Feral Cat Coalition Policy Regarding Testing and Vaccination for FeLV/FIV/FIP

Currently the Feral Cat Coalition (FCC) does not routinely test or vaccinate for FeLV, FIP, or FIV. There are several reasons why this is not done at our monthly clinics:

The Sheer Number of Cats, Cost, and Time Delay

Our clinics typically have an average of 100-150 cats, sometimes as many as 225 cats at a time. Even operating at maximum efficiency, these clinics take 6-7 hours from start to finish. If we were to add in the time to draw blood and run test kits for FeLV/FIV on each cat, this would significantly increase the time for the full clinic. If we were to test and vaccinate all these cats, the cost incurred would certainly reduce the number of cats that we could sterilize.

Reliability of Testing

Salivary screening for FeLV is not as accurate as a blood test. If an otherwise healthy, asymptomatic cat turns up positive, then there is the dilemma of euthanizing an animal that might have sero-converted to negative. It is nearly impossible to trap these cats again and retest in 2 to 4 months to see if they remain positive carriers or convert to negative. (This is very likely for kittens.) There is no quick “in-house” test kit for FIP at all. It is doubtful that any trap/spay/neuter/release group is eliminating this potentially deadly virus from its colonies. On the other hand, FCC veterinarians do have discretion to request testing and then euthanize any symptomatic animal.

The Success of Our Current Program

Since the start of our spay/neuter clinics in November 1992, the number of cats euthanized in San Diego County shelters has dropped by nearly 50 percent. Since these viruses are most often transmitted through fighting among intact toms and breeding queens, just spaying and neutering cats in these colonies decreases their risk.

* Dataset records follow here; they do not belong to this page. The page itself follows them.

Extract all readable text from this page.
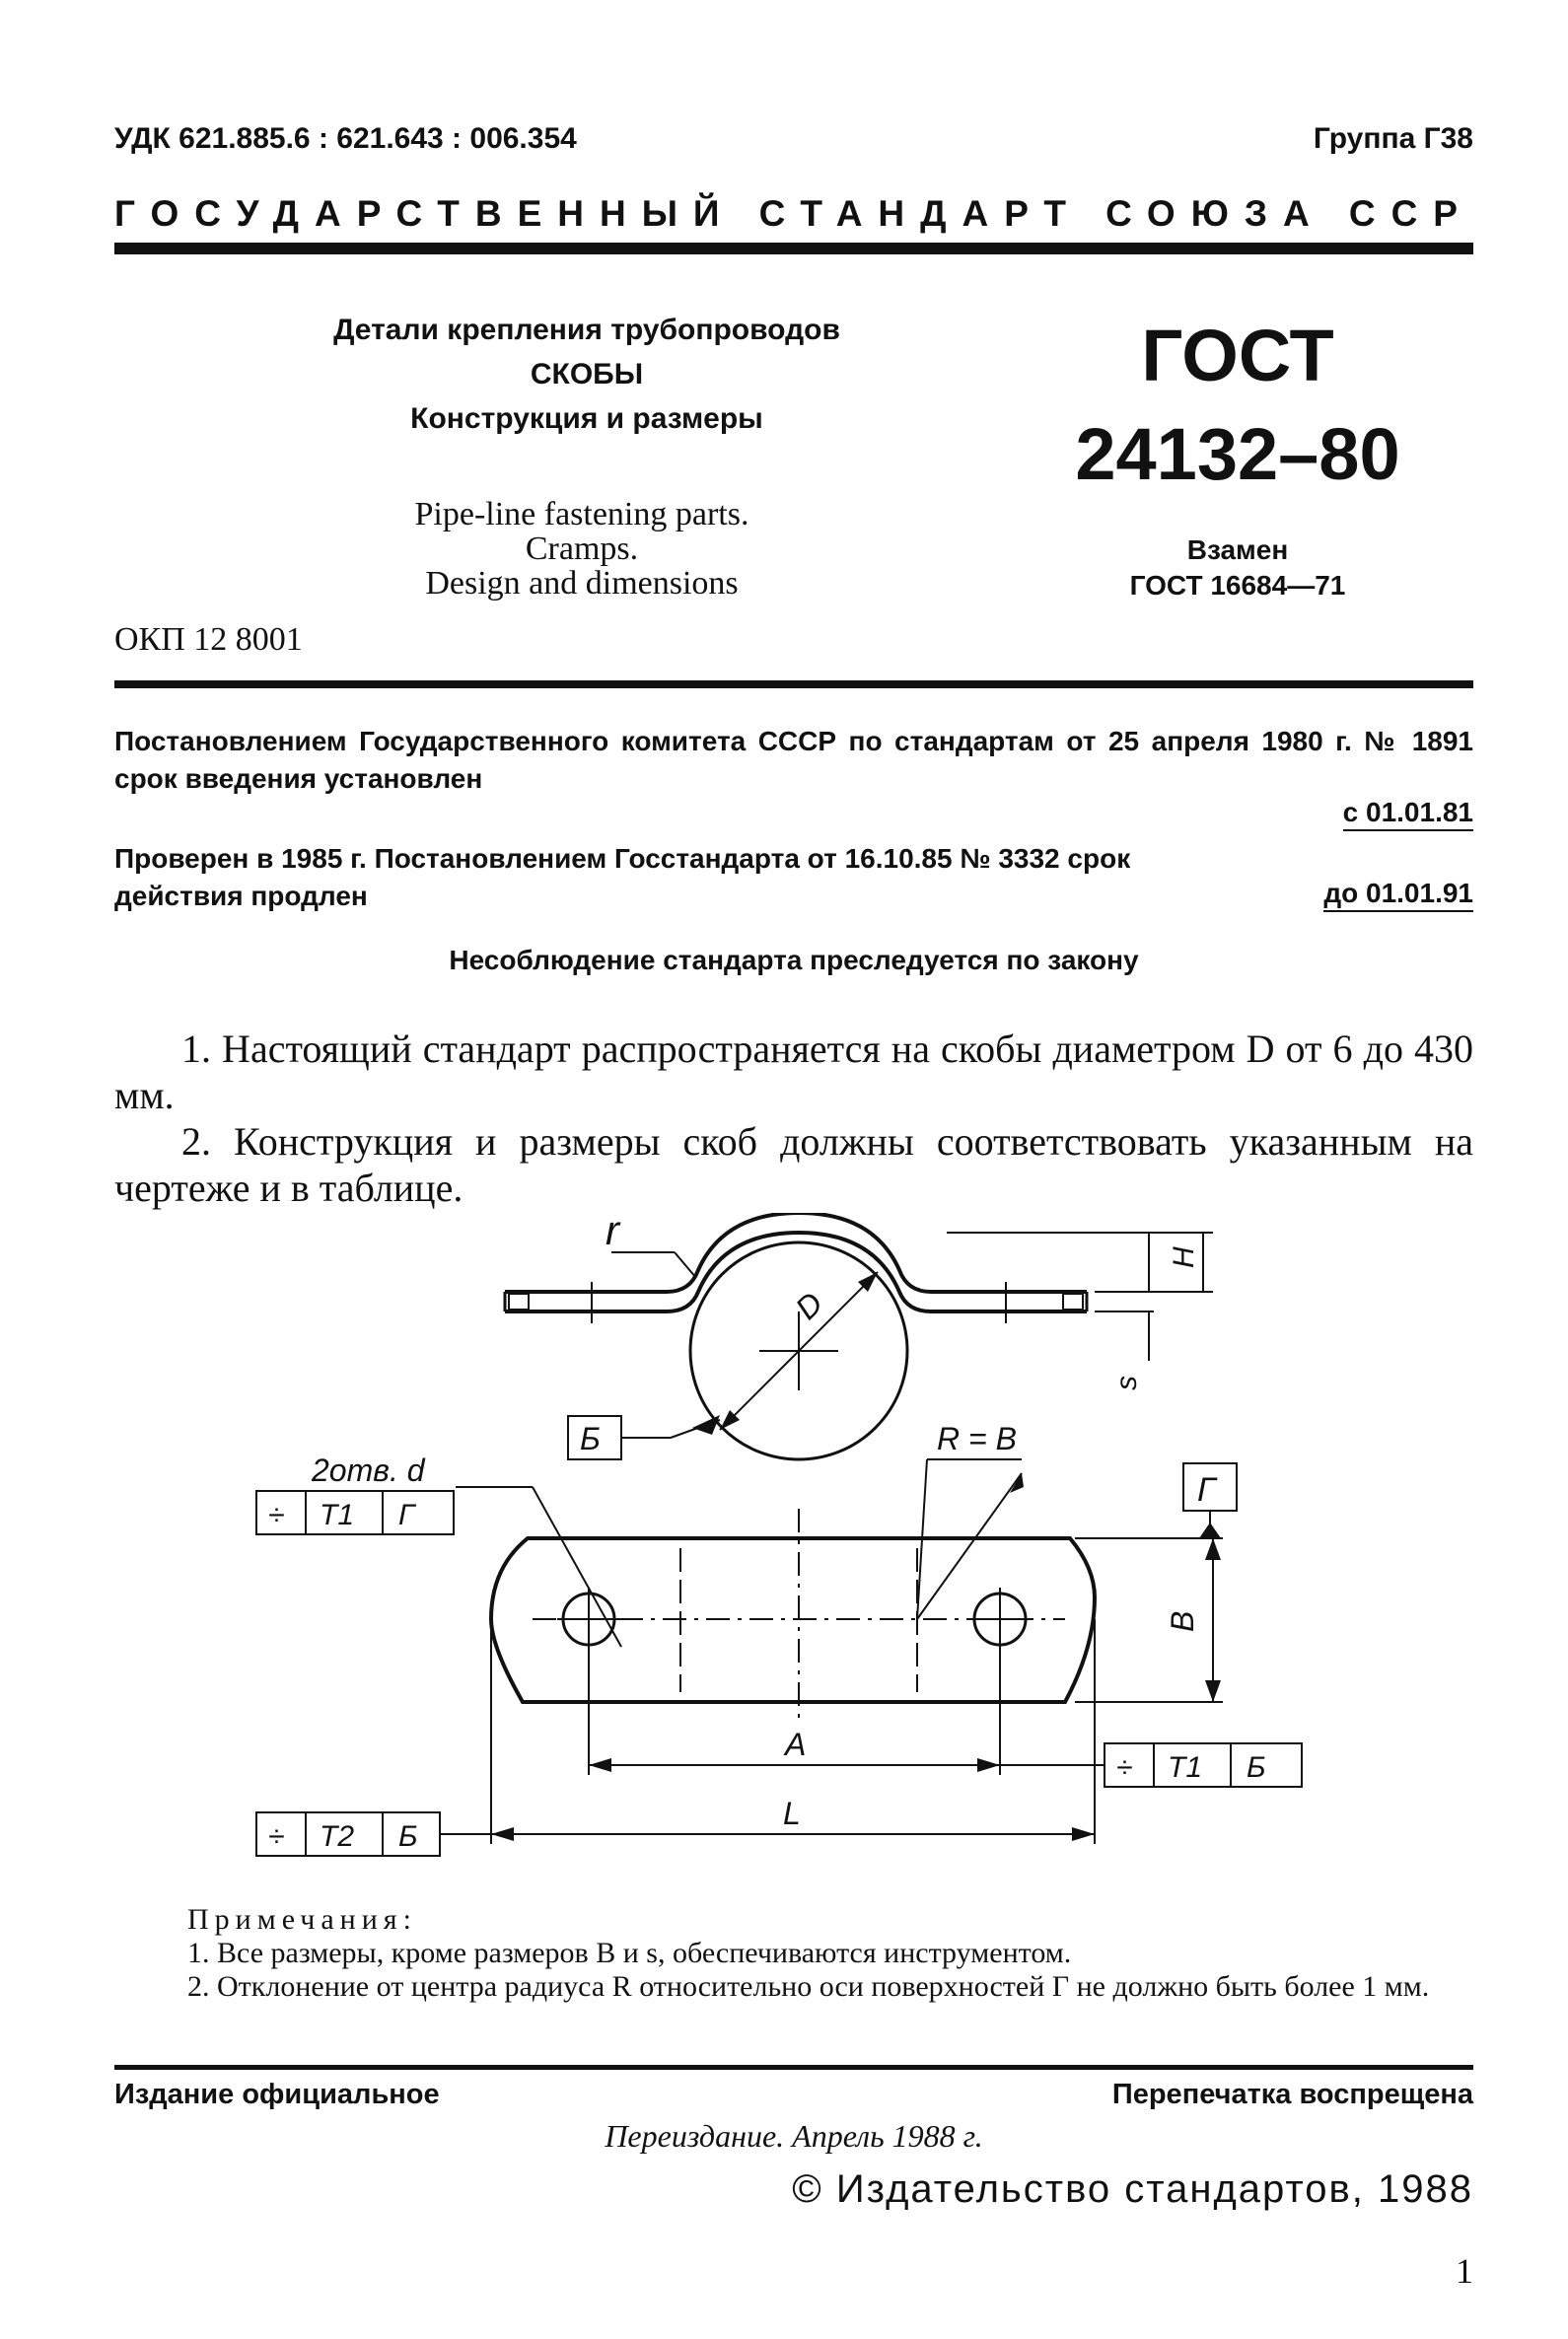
УДК 621.885.6 : 621.643 : 006.354	Группа Г38
ГОСУДАРСТВЕННЫЙ СТАНДАРТ СОЮЗА ССР
Детали крепления трубопроводов
СКОБЫ
Конструкция и размеры
ГОСТ
24132–80
Pipe-line fastening parts.
Cramps.
Design and dimensions
Взамен
ГОСТ 16684—71
ОКП 12 8001
Постановлением Государственного комитета СССР по стандартам от 25 апреля 1980 г. № 1891 срок введения установлен
с 01.01.81
Проверен в 1985 г. Постановлением Госстандарта от 16.10.85 № 3332 срок действия продлен	до 01.01.91
Несоблюдение стандарта преследуется по закону
1. Настоящий стандарт распространяется на скобы диаметром D от 6 до 430 мм.
2. Конструкция и размеры скоб должны соответствовать указанным на чертеже и в таблице.
r
D
H
s
Б
2отв. d
R = B
Г
B
A
L
÷ T1 Г
÷ T1 Б
÷ T2 Б
Примечания:
1. Все размеры, кроме размеров B и s, обеспечиваются инструментом.
2. Отклонение от центра радиуса R относительно оси поверхностей Г не должно быть более 1 мм.
Издание официальное	Перепечатка воспрещена
Переиздание. Апрель 1988 г.
© Издательство стандартов, 1988
1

In conclusion, we feel that our primary objective has always been to eliminate the incredible surplus of unwanted cats and kittens through humane trap/sterilize/release clinics. The numbers so far indicate that this program is working very well — much better than traditional impounding methods (at least in our county).

However, we certainly are not opposed to testing, vaccinating and (when necessary) euthanizing feral cats. In a perfect world with unlimited resources and volunteers enough to staff multiple clinics per month, testing and vaccinating for these viral diseases would certainly be a plus. For now, decreasing the population and therefore the suffering of these cats will remain our primary goal.